Identifying hypomethylated regions (HMRs): In most mammalian cells, the majority of the genome has high methylation, and regions of low methylation are typically the interesting features. (This seems to be true for essentially all healthy differentiated cell types, but not cells of very early embryogenesis, various germ cells and precursors, and placental lineage cells.) These are valleys of low methylation are called hypomethylated regions (HMR) for historical reasons. To identify the HMRs, we use the dnmtools hmr command, which uses a statistical model that accounts for both the methylation level fluctations and the varying amounts of data available at each CpG site.

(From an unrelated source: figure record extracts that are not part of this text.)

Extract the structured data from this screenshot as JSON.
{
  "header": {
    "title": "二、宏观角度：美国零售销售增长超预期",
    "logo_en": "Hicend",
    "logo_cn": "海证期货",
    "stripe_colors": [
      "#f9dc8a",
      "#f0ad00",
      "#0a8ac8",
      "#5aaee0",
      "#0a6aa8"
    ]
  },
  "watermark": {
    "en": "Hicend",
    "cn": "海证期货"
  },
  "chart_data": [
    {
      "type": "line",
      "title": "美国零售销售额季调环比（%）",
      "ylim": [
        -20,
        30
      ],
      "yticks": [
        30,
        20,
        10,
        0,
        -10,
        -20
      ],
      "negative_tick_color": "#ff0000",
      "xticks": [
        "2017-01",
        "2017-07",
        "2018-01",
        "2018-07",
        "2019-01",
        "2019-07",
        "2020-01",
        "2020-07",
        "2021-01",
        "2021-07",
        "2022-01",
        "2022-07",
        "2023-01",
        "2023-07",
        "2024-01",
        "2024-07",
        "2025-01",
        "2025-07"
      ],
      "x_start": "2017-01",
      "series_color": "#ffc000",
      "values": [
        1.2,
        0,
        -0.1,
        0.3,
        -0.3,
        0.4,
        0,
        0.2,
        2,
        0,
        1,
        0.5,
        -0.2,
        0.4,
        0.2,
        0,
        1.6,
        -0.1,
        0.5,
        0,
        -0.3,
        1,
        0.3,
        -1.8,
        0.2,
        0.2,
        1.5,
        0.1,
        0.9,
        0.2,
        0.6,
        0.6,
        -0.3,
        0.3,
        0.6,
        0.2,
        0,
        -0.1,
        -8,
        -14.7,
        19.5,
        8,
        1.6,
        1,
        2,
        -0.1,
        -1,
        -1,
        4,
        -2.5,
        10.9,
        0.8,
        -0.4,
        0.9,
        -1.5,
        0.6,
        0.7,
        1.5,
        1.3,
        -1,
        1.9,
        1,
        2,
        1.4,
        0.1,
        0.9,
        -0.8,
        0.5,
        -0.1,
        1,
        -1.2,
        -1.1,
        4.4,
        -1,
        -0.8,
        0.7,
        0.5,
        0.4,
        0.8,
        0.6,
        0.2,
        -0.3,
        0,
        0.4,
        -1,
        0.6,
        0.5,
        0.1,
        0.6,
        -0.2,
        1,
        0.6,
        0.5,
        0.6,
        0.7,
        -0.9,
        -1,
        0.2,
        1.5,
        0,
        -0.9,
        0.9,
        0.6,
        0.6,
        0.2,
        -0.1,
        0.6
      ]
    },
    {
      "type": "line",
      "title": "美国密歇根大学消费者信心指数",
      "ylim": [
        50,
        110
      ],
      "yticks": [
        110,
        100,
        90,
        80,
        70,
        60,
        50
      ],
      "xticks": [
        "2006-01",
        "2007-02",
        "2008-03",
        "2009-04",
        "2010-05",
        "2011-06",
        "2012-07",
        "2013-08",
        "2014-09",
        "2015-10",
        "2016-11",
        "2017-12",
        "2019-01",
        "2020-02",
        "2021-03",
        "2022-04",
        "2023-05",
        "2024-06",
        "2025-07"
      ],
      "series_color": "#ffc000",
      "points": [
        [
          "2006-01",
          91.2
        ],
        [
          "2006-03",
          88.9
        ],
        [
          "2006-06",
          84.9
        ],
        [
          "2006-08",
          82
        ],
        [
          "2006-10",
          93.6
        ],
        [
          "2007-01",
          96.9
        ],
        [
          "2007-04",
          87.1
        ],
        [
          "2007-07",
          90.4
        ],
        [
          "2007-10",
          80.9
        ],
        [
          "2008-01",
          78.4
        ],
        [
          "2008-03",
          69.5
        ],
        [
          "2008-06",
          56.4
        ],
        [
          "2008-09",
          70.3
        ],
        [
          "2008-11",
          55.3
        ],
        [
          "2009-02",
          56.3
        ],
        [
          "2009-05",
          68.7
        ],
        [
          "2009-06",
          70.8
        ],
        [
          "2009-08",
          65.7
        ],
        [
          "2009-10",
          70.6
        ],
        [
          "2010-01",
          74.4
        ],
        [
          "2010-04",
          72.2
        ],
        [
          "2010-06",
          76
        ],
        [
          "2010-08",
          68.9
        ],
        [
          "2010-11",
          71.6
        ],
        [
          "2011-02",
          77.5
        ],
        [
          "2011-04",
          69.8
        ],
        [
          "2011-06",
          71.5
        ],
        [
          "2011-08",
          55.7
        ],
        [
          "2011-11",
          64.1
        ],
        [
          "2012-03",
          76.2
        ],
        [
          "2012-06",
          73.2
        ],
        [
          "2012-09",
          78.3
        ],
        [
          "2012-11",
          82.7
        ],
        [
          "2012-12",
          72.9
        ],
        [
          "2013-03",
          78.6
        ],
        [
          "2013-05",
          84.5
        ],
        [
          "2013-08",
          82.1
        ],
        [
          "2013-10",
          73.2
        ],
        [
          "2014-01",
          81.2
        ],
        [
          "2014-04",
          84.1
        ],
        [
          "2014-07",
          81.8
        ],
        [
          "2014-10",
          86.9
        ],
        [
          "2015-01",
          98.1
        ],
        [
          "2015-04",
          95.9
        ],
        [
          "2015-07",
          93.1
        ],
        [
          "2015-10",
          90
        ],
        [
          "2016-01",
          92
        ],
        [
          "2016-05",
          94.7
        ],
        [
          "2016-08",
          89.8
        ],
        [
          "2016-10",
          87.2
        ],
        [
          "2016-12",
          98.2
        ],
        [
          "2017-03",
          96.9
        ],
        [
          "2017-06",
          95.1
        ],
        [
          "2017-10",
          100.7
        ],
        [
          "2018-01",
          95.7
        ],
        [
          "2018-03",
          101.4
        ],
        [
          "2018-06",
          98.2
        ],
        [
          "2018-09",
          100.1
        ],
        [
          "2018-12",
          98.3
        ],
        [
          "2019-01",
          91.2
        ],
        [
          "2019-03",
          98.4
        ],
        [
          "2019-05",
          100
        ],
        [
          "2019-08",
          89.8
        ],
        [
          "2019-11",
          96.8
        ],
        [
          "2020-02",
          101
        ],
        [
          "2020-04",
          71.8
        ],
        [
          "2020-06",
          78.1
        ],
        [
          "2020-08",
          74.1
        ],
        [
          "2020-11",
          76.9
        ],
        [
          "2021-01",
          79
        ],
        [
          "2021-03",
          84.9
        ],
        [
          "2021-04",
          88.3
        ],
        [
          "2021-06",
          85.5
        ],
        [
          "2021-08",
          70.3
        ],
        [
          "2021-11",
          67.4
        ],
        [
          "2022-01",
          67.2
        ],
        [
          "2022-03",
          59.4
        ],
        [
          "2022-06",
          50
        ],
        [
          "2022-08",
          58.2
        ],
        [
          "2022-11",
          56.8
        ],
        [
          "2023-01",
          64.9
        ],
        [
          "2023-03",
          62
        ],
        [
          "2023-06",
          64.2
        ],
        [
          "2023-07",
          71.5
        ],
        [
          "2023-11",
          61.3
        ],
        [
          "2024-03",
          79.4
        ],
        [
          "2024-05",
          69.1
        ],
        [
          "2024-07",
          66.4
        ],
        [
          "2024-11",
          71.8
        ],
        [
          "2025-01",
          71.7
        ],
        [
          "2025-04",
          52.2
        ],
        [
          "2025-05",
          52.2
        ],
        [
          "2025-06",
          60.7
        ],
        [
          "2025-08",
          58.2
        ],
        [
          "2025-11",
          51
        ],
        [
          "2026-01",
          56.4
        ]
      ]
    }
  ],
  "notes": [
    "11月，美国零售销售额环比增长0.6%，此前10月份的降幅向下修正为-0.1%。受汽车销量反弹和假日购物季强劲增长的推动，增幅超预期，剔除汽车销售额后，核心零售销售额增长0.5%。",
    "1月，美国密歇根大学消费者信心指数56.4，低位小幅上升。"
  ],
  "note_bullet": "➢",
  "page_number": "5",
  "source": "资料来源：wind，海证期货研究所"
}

Partially methylated domains: Partially methylated domains are large genomic regions showing partial methylation observed in immortalized cell lines and cancerous cells. The pmd program is used to identify PMDs.

Allele-specific methylation: Allele-Specific methylated regions refers to regions where the parental allele is differentially methylated compared to the maternal allele. The program allelic is used to compute allele-specific methylation score can be computed for each CpG site by testing the linkage between methylation status of adjacent reads, and the program amrfinder is used to identify regions with allele-specific methylation.

For more detailed description of the methods of each step, please refer to the DNMTools documentation.